TALLAHASSEE — The Florida Commission on Ethics will ask the Legislature for the authority to impose higher fines on public officials who flout the rules and the teeth to go after those that don't pay up.
The frustrated panel, which penalizes public officials who break ethics laws, says it cannot collect about $100,000 in unpaid fines because current law prevents the state from enforcing fines after four years.
Case in point: Commissioners expressed frustration that they can no longer go after Rep. Erik Fresen, a Miami Republican who never paid a $1,500 fine from 2004.
"Any elected official who owes a fine and doesn't pay ought to be embarrassed about it," said Commissioner Linda Robison, a Pompano Beach lawyer.
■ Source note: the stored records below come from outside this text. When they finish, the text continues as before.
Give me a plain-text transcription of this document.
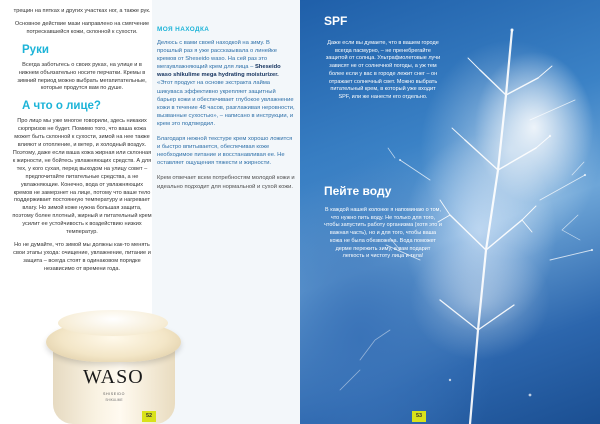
трещин на пятках и других участках ног, а также рук.

Основное действие мази направлено на смягчение потрескавшейся кожи, склонной к сухости.

Руки

Всегда заботьтесь о своих руках, на улице и в нижнем объязательно носите перчатки. Кремы в зимний период можно выбрать мегапитательные, которые продутся вам по душе.

А что о лице?

Про лицо мы уже многое говорили, здесь никаких сюрпризов не будет. Помимо того, что ваша кожа может быть склонной к сухости, зимой на нее также влияют и отопление, и ветер, и холодный воздух. Поэтому, даже если ваша кожа жирная или склонная к жирности, не бойтесь увлажняющих средств. А для тех, у кого сухая, перед выходом на улицу совет – предпочитайте питательные средства, а не увлажняющие. Конечно, вода от увлажняющих кремов не замерзнет на лице, потому что ваше тело поддерживает постоянную температуру и нагревает влагу. Но зимой коже нужна большая защита, поэтому более плотный, жирный и питательный крем усилит ее устойчивость к воздействию низких температур.

Но не думайте, что зимой мы должны как-то менять свои этапы ухода: очищение, увлажнение, питание и защита – всегда стоят в одинаковом порядке независимо от времени года.

МОЯ НАХОДКА

Делюсь с вами своей находкой на зиму. В прошлый раз я уже рассказывала о линейке кремов от Sheseido waso. На сей раз это мегаувлажняющий крем для лица – Sheseido waso shikulime mega hydrating moisturizer. «Этот продукт на основе экстракта лайма шикуваса эффективно укрепляет защитный барьер кожи и обеспечивает глубокое увлажнение кожи в течение 48 часов, разглаживая неровности, вызванные сухостью», – написано в инструкции, и крем это подтвердил.

Благодаря нежной текстуре крем хорошо ложится и быстро впитывается, обеспечивая коже необходимое питание и восстанавливая ее. Не оставляет ощущения тяжести и жирности.

Крем отвечает всем потребностям молодой кожи и идеально подходит для нормальной и сухой кожи.

WASO
SHISEIDO
SHIKULIME
52
SPF
Даже если вы думаете, что в вашем городе всегда пасмурно, – не пренебрегайте защитой от солнца. Ультрафиолетовые лучи зависят не от солнечной погоды, а уж тем более если у вас в городе лежит снег – он отражает солнечный свет. Можно выбрать питательный крем, в который уже входит SPF, или же нанести его отдельно.
Пейте воду
В каждой нашей колонке я напоминаю о том, что нужно пить воду. Не только для того, чтобы запустить работу организма (хотя это и важная часть), но и для того, чтобы ваша кожа не была обезвожена. Вода поможет дерме пережить зиму, а вам подарит легкость и чистоту лица и тела!
53
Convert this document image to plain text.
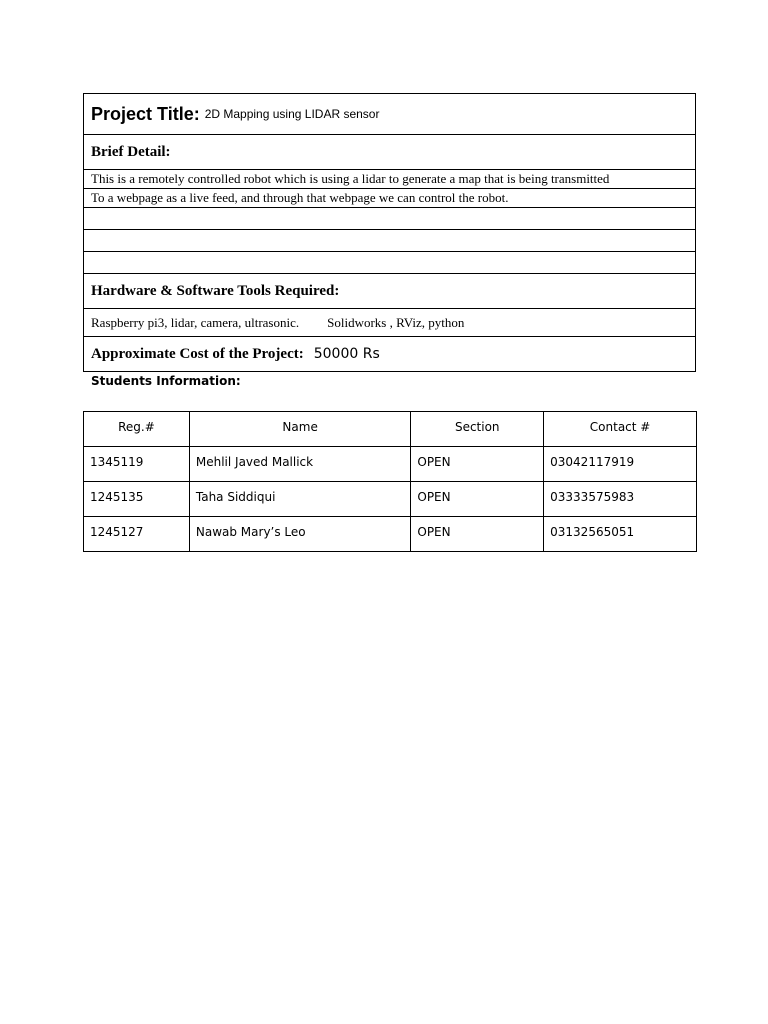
Project Title: 2D Mapping using LIDAR sensor
Brief Detail:
This is a remotely controlled robot which is using a lidar to generate a map that is being transmitted
To a webpage as a live feed, and through that webpage we can control the robot.
Hardware & Software Tools Required:
Raspberry pi3, lidar, camera, ultrasonic. Solidworks , RViz, python
Approximate Cost of the Project: 50000 Rs
Students Information:
Reg.#	Name	Section	Contact #
1345119	Mehlil Javed Mallick	OPEN	03042117919
1245135	Taha Siddiqui	OPEN	03333575983
1245127	Nawab Mary’s Leo	OPEN	03132565051
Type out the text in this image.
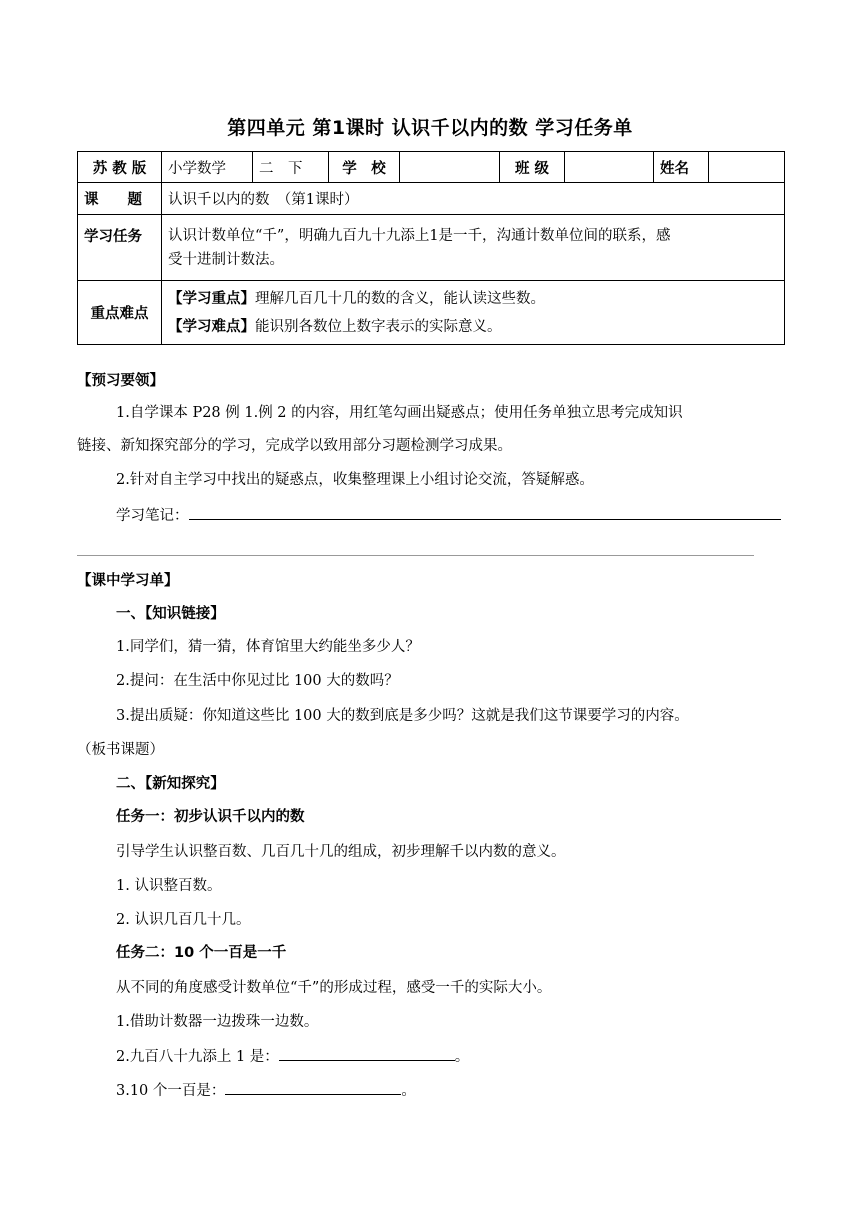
第四单元 第1课时 认识千以内的数 学习任务单
苏 教 版	小学数学	二　下	学　校		班 级		姓名	
课　　题	认识千以内的数　（第1课时）							
学习任务	认识计数单位“千”，明确九百九十九添上1是一千，沟通计数单位间的联系，感
受十进制计数法。							

重点难点	【学习重点】理解几百几十几的数的含义，能认读这些数。
【学习难点】能识别各数位上数字表示的实际意义。							
【预习要领】
1.自学课本 P28 例 1.例 2 的内容，用红笔勾画出疑惑点；使用任务单独立思考完成知识
链接、新知探究部分的学习，完成学以致用部分习题检测学习成果。
2.针对自主学习中找出的疑惑点，收集整理课上小组讨论交流，答疑解惑。
学习笔记：
【课中学习单】
一、【知识链接】
1.同学们，猜一猜，体育馆里大约能坐多少人？
2.提问：在生活中你见过比 100 大的数吗？
3.提出质疑：你知道这些比 100 大的数到底是多少吗？这就是我们这节课要学习的内容。
（板书课题）
二、【新知探究】
任务一：初步认识千以内的数
引导学生认识整百数、几百几十几的组成，初步理解千以内数的意义。
1. 认识整百数。
2. 认识几百几十几。
任务二：10 个一百是一千
从不同的角度感受计数单位“千”的形成过程，感受一千的实际大小。
1.借助计数器一边拨珠一边数。
2.九百八十九添上 1 是：	。
3.10 个一百是：	。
The panel, concerned about the ever-growing pot of uncollectable fines, considered writing off the lost money, but opted to keep it on the books to help persuade lawmakers of the need for reform.
"You're telling me a city commissioner in Lauderdale Lakes has a $3,000 fine, and we're going to write it off? Is that what I'm going to understand?" said Commissioner Morgan Bentley, referring to Eric Haynes, whose fines are pending from 2005 and 2006. "I will never vote to write off fines."
The Commission will also ask the Legislature to raise the limit on penalties from $10,000 to $25,000.